When I was the crime prevention sergeant in my agency our team spent most of the year presenting programs in the schools and for community groups; satisfying work but not very physical.  In the summer we were assigned to bike patrol in our busy downtown area.  After a few weeks on our bikes, eating healthy and getting our tan on, we were all changed people.  Most of us had at least a decade or two on the job, but the more we rode the less physical issues we seemed to have.  Some of us stayed in shape after bike season was over; some didn’t.  It can be hard to maintain a fitness program, especially as we assume more and more responsibility both at work and at home. 

If regular exercise has eluded you lately, start with doing something you like to do anyway.  Stop worrying about spending two hours a day in the gym with a personal trainer.  If you have the time, money and enthusiasm for that, go for it!  But lots of us don’t.  Think about what you like to do that involves some sort of physical movement and or challenge.  My husband and I both had to quit running after multiple knee injuries and reconstructions, so we bought mountain bikes.  I had forgotten how much I loved to ride!  Do you like to hike?  Then start walking, or get on the treadmill, crank up the incline and pretend you’re in the mountains.  Are shooting sports your thing?

Incorporate some movement in your range training, and on the days you can’t get to the range, simulate some of those movements at the gym or in your living room.  In fact, think about what movements you need to do at work to be successful and practice those during your off duty time.   Regular routine of wind sprints from a sitting position in your personal car can make all of the difference the next time you have to run down a 14 year old shoplifter.   So what if the neighbors think you’re a little crazy?  You’re a cop, they probably already do.  You can make it even more fun by involving the family.  Compete with your kids or grandkids (or your spouse, partner or a neighbor kid who needs a little attention) to see who can bail out of the driver’s seat and sprint 100 yards the fastest.  Fitness should be fun, and adding some family bonding time and some laughter to it means you’re more likely to keep doing it. 

The bottom line is this:  get moving!  If you like to run, do it.  If you think joining a class or a club or a CrossFit gym will help you stay motivated, try it.  If your dog has the same “spare tire” around his midsection that you have, then snap on that leash and get him (and you) back in shape.  Be realistic about your abilities, and don’t overdo it, get injured and have to stop.  If you haven’t exercised in awhile, start slow.  See if one (or more) of your friends at work wants to get moving with you.  There’s nothing like making a commitment to another person to help keep you motivated. 

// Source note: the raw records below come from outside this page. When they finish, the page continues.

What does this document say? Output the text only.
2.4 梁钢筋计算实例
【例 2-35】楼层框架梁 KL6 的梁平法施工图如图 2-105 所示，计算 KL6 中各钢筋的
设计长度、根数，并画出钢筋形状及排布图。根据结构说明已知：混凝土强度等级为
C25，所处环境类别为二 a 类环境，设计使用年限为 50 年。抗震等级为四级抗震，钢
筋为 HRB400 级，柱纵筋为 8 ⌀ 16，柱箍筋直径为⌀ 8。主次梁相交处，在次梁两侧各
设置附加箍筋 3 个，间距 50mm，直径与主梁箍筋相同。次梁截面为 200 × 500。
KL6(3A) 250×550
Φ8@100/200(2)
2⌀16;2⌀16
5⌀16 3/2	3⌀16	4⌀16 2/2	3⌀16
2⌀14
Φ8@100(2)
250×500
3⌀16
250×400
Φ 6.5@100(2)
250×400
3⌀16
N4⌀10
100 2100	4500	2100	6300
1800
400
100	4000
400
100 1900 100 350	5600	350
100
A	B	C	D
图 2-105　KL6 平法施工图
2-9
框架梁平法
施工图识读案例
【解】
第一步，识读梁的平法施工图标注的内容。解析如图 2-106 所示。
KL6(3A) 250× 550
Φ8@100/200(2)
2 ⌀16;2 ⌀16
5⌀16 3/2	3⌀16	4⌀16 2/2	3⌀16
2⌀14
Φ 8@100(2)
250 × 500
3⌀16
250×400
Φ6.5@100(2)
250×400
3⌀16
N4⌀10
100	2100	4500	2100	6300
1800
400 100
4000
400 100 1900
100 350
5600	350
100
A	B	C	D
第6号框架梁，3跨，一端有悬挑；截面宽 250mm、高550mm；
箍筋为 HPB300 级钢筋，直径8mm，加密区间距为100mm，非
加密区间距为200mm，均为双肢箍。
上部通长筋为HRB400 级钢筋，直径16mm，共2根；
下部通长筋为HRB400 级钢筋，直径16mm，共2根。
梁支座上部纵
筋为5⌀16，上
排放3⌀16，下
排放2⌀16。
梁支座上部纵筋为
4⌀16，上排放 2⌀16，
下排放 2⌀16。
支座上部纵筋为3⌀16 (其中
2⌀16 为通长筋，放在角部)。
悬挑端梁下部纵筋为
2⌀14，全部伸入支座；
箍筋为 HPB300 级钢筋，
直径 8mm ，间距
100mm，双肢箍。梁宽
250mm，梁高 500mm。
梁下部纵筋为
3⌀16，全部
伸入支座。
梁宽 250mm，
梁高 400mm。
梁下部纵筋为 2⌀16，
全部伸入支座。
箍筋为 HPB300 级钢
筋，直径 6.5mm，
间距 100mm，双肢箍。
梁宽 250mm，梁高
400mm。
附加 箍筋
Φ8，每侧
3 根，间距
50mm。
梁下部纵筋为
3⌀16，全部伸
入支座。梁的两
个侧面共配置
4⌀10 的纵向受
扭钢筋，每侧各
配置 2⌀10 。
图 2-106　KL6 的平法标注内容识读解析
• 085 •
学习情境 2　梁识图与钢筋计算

Finally, check you mindset.  Your attitude toward your personal physical fitness should be similar to your attitude toward officer safety.  You have to be vigilant about your safety and vigilant about your fitness; remember, the two are deeply connected.  The older you get, the healthier and more fit you want to strive to be.  Use your “Not Today!” attitude and make healthy choices about your diet and exercise a daily commitment, mentally as well as physically.  You’ll feel better, look better, and most importantly, you’ll perform better.  You’ll have the confidence to say to that 17 year old burglar who just decided to run on you “Go ahead and run kid, I’m right behind you.”